Sydney Brothers Jailed for 30 and 27 Years Over Terrorist Plot to Blow Up Plane

December 16, 2019Australia
Sydney Brothers Jailed for 30 and 27 Years Over Terrorist Plot to Blow Up Plane
Police guard the passenger security check area at Sydney Airport on July 30, 2017 in Sydney, Australia. Counter terrorism police raided four houses across Sydney on Saturday night and arrested four men over an alleged terror plot that involved blowing up an aircraft. (Brook Mitchell/Getty Images)

Two Sydney brothers have been jailed for at least 30 and 27 years respectively over their plot to blow up an Etihad plane with a bomb hidden in a meat grinder.

Khaled Khayat, 52, and Mahmoud Khayat, 34, were found guilty earlier this year of conspiring between January and July 2017 to prepare or plan a terrorist act.

The plot—which included their older brother Tarek Khayat who fought for Islamic State in Syria—involved blowing up the plane and carrying out a lethal poisonous gas attack.

A bomb hidden in a meat grinder was to be put into the luggage of their unsuspecting brother, Amer Khayat, who was flying to Abu Dhabi.
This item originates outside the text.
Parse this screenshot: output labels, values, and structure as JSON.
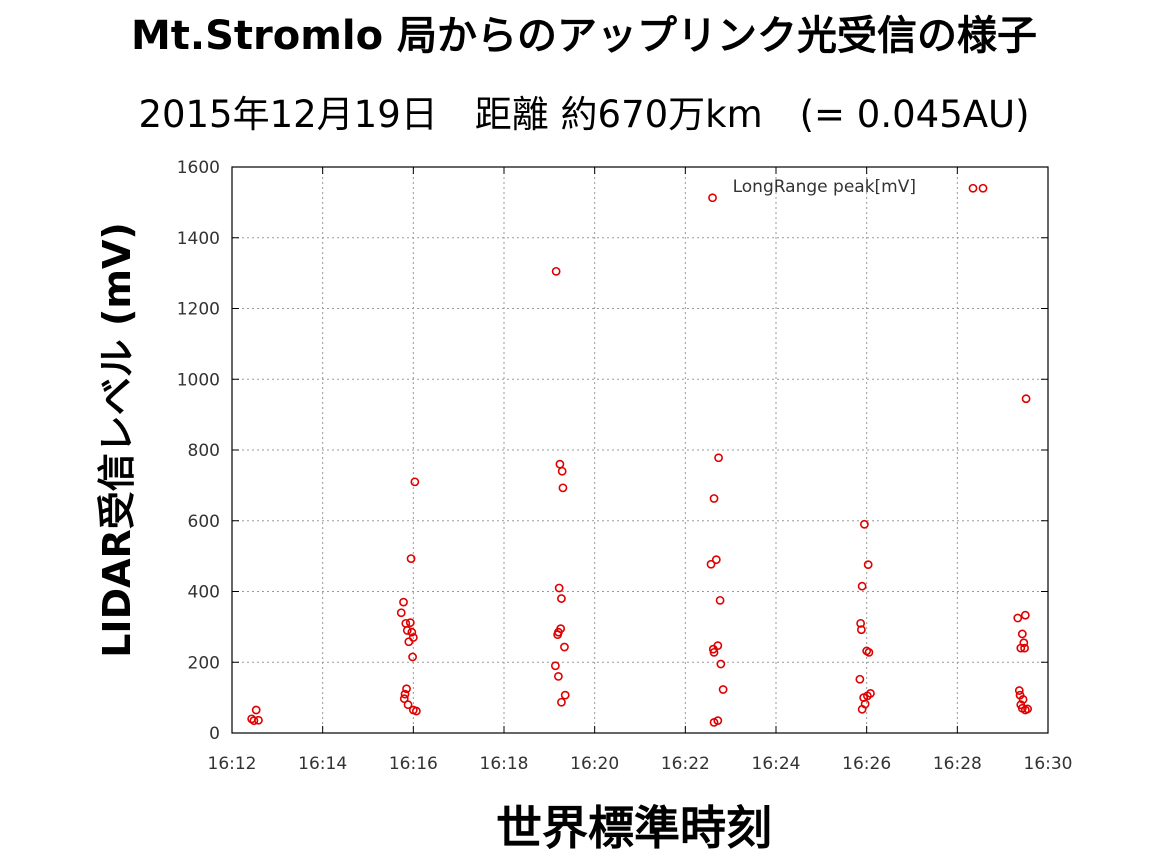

But the plan was abandoned when the luggage was found to be overweight at Sydney Airport.

In the NSW Supreme Court on Tuesday, Justice Christine Adamson jailed Khaled Khayat for 40 years and Mahmoud Khayat for 36 years, with non-parole periods of 30 and 27 years respectively.
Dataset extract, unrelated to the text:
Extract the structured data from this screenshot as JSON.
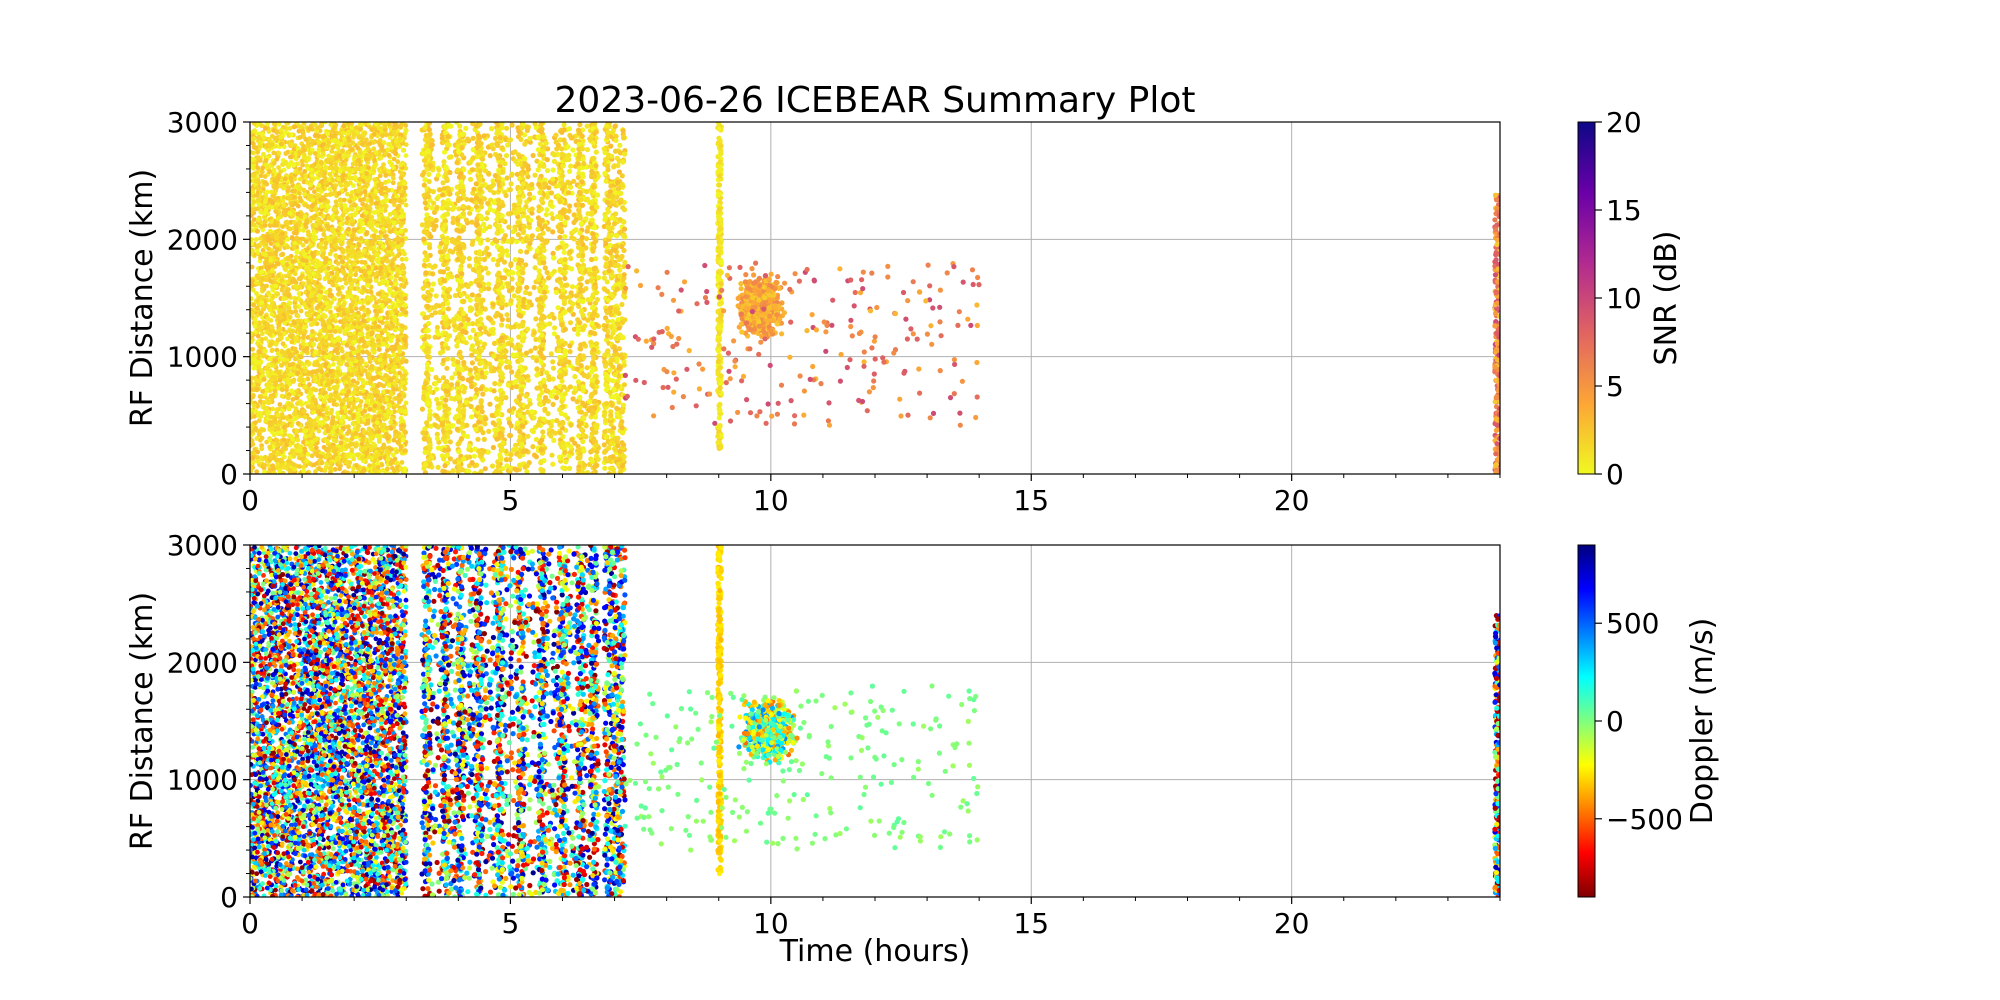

“That no one suffered physical injury or was killed does not make it other than extremely serious,” the judge said.

“The objective seriousness was very high for each offender.”

Such crimes jeopardised the sense of safety the community was entitled to experience, the judge said.

The brothers—who both maintain their innocence—had migrated to Australia, settled here, had loving families and appeared to have integrated into the community.

Neither had attended the mosque regularly, but both prayed five times a day and had apparently sympathised with Islamic State through their religion and the deaths of relatives fighting in Syria.

The judge found that they themselves were not prepared to be martyrs for the cause.

She acknowledged the “very onerous” conditions of their incarceration in the High Risk Management Correctional Centre at Goulburn.